Menurutnya, mereka saling bertemu di KBRI pada akhir November lalu. Rasa takut yang sama menyatukan mereka, memutuskan untuk tinggal bersama dan tidak kembali ke tempat yang menyeramkan itu.

Lantas, apa penyebab penyiksaan itu? Target kerja. Mereka dipekerjakan sebagai pelaku online scam dan dihukum jika tidak memenuhi kuota yang ditetapkan bos.

“Kemudian penyiksaan yang dilakukan itu mereka terima karena ternyata mereka bekerja di online scam ataupun di judi online, tetapi rata-rata sebagian besar 90% adalah yang bermasalah ini di online scam. Mereka tidak sesuai target yang ditargetkan oleh bosnya. Makanya dia diberikan sanksi,” jelas Irhamni.

Sanksinya beragam. Mulai dari yang dianggap 'ringan' seperti push-up dan sit-up, hingga yang berat seperti dipaksa lari 300 putaran di lapangan futsal.

Kesempatan untuk kabur akhirnya datang saat mereka diajak makan di luar oleh atasannya. Saat pengawas lengah, mereka langsung melarikan diri ke ibu kota Kamboja.

“Jadi peluang melarikan diri itu pada saat dia diajak makan ke luar bersama. Pada saat lengah bosnya ataupun pengamanannya itu, dia melarikan diri ke Phnom Penh ke KBRI,” ujarnya.

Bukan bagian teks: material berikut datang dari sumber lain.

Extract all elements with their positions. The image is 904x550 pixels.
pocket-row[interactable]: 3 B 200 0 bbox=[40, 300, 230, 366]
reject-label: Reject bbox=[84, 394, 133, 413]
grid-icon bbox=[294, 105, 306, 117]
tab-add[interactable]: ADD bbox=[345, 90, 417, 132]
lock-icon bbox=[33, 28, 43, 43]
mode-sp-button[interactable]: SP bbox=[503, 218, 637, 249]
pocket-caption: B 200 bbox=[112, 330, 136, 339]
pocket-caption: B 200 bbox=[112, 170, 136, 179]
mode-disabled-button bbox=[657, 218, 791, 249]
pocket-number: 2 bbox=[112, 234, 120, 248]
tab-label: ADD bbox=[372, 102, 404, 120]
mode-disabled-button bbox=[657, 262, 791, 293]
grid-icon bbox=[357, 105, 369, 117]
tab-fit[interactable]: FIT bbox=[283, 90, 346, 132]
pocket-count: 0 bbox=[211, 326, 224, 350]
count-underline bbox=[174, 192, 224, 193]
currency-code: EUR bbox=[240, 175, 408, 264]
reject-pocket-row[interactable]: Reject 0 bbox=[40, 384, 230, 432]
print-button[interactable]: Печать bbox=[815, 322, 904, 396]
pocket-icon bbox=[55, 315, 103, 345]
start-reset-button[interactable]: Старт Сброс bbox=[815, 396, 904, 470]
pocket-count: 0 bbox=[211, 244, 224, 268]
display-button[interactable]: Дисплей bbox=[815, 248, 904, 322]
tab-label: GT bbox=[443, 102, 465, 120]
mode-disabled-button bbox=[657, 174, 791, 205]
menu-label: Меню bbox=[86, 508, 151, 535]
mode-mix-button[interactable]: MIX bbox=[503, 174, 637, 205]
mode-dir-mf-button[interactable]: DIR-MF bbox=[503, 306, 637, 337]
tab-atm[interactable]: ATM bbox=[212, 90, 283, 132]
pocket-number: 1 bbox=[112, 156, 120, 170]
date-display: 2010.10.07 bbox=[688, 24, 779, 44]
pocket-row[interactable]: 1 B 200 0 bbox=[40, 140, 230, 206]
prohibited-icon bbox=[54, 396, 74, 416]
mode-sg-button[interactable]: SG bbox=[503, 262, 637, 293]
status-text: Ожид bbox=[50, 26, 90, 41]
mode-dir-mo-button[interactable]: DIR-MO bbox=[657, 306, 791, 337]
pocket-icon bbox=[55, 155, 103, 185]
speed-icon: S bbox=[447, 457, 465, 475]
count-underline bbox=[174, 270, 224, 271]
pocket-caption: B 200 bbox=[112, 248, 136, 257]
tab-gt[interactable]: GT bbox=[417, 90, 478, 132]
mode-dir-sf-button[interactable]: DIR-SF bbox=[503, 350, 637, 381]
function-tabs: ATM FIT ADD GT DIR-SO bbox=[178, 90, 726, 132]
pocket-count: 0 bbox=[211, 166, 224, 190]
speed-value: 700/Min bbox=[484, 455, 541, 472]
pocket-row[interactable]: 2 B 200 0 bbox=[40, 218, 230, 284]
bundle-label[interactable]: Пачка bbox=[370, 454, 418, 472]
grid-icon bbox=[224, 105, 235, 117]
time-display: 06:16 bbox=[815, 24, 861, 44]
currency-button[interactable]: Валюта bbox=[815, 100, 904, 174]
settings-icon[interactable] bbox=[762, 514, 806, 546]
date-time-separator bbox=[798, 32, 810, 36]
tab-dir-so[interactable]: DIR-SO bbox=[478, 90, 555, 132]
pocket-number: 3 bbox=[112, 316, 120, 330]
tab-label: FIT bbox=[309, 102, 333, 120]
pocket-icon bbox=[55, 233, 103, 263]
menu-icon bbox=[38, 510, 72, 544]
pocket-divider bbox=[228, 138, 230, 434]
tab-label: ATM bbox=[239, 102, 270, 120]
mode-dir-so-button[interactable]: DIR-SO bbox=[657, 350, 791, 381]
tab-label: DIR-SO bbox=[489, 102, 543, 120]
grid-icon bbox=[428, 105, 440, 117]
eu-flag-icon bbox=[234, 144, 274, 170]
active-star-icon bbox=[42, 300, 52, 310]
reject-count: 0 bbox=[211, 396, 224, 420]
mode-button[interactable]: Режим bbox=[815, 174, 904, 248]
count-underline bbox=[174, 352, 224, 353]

Secara fisik, kondisi mereka saat ditemukan dinyatakan sehat. Tapi tentu, luka psikologisnya butuh waktu lebih lama untuk sembuh. “Alhamdulillah saat ditemukan oleh penyelidik, sembilan korban dalam keadaan sehat dan salah satu korban bernama Saudari Aisyah dalam keadaan mengandung dengan usia kandungan enam bulan,” kata Irhamni.